I have no response to this simple statement or to yours, save one. It is really more of a question than a response, and its my inability to answer the question which serves as the response. Sorry, its the best that I can do under the circumstances. The question is how else are we and they to succeed?

How is it that fundamentalist Islamics decide that Islam's sphere of influence is more appropriately and more beneficially relegated to the private and personal, not the public and political? How is it that these fundamentalists decide that allowing the freedom to choose wrongly is better than coercing the correct choices upon pain of death? How is it that they come to view humiliation as something that does not include a Muslim converting out of Islam, that honor is unaffected by the rape of one's daughter, and that the time for sharia law is passed?

My own view is that unless these and other changes occur on a rather significant scale, there is no realistic hope that "freedom and democracy" is able to take root there. Nor am I able to imagine how a group of minds molded by these views can break free on their own, absent the passage of many, many more years. After all, they've not just sustained it since the 15th century, they appear to me to be actually stronger now than they were in the middle of the last century.

For me, in my admittedly limited world, but no more so than the pundits and media who I've seen hounding Rahmattulah, I believe that we need Taliban to convert so to speak to a different belief system. I believe that the number of Taliban and Taliban sympathizers (or lets just say good, Allah fearing Muslims who believe their version of Islam is the solution) equal or exceed the number of those who think that the solution is disentanglment of the religious from the secular.
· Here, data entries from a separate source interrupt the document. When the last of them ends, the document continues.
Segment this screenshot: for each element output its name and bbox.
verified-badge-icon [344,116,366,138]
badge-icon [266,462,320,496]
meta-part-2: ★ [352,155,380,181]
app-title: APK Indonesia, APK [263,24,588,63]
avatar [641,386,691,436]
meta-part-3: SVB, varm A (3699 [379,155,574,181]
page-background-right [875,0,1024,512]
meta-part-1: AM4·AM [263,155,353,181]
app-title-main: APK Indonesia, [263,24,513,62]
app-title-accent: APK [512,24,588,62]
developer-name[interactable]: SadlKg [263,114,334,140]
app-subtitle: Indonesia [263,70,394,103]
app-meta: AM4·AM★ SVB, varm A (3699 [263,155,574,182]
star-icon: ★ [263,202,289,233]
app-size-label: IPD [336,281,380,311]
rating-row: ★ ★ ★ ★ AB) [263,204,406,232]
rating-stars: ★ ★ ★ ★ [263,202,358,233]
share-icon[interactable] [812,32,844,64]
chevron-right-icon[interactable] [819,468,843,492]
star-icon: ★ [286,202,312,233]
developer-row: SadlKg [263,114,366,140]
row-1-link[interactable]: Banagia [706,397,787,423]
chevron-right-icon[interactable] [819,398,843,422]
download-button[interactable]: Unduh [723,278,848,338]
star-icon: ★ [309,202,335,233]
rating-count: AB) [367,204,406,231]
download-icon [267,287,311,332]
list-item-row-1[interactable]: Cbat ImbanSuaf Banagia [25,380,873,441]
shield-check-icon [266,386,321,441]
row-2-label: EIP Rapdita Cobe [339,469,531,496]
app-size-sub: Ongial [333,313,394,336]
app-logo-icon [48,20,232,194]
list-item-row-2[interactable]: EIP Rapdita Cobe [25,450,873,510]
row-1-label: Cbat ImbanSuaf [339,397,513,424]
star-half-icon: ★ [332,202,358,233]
Given those beliefs and my inablility to answer these questions, I am glad that Rahmattulah is here. I hope he receives an education which affords him a perspective that he can take back with him and put to good use. I imagine that he has the potential to be more effective with his former affiliates than his far more noble and brave country woman who rightfully is disgusted by his appearance at Yale. I don't expect her to feel or act otherwise, but I believe that she needs men like him who think like him to convert to a different way of thinking, and I don't think that she can do it on her own so to speak.

So I agree with your arguments. It isn't right or just or fair that he's here studying at Yale. But, I think that it is a very good thing that he is here. I know its "apples and oranges," and you'll have to forgive me since I am neither an historian nor an academic, but let me try to communicate with an analogy. I don't think that it was right, just, or fair for General Lee to escape punisment at the conclusion of the Civil War, but I think that it was the best thing to do and a good thing that it was done.
I'm a college drop-out, so my opinion may not count for much, but it's always been my understanding that college is supposed to improve one, rather than vice versa.

If a former Taliban who expresses remorse learns more and better, I'm entirely unclear what the harm is.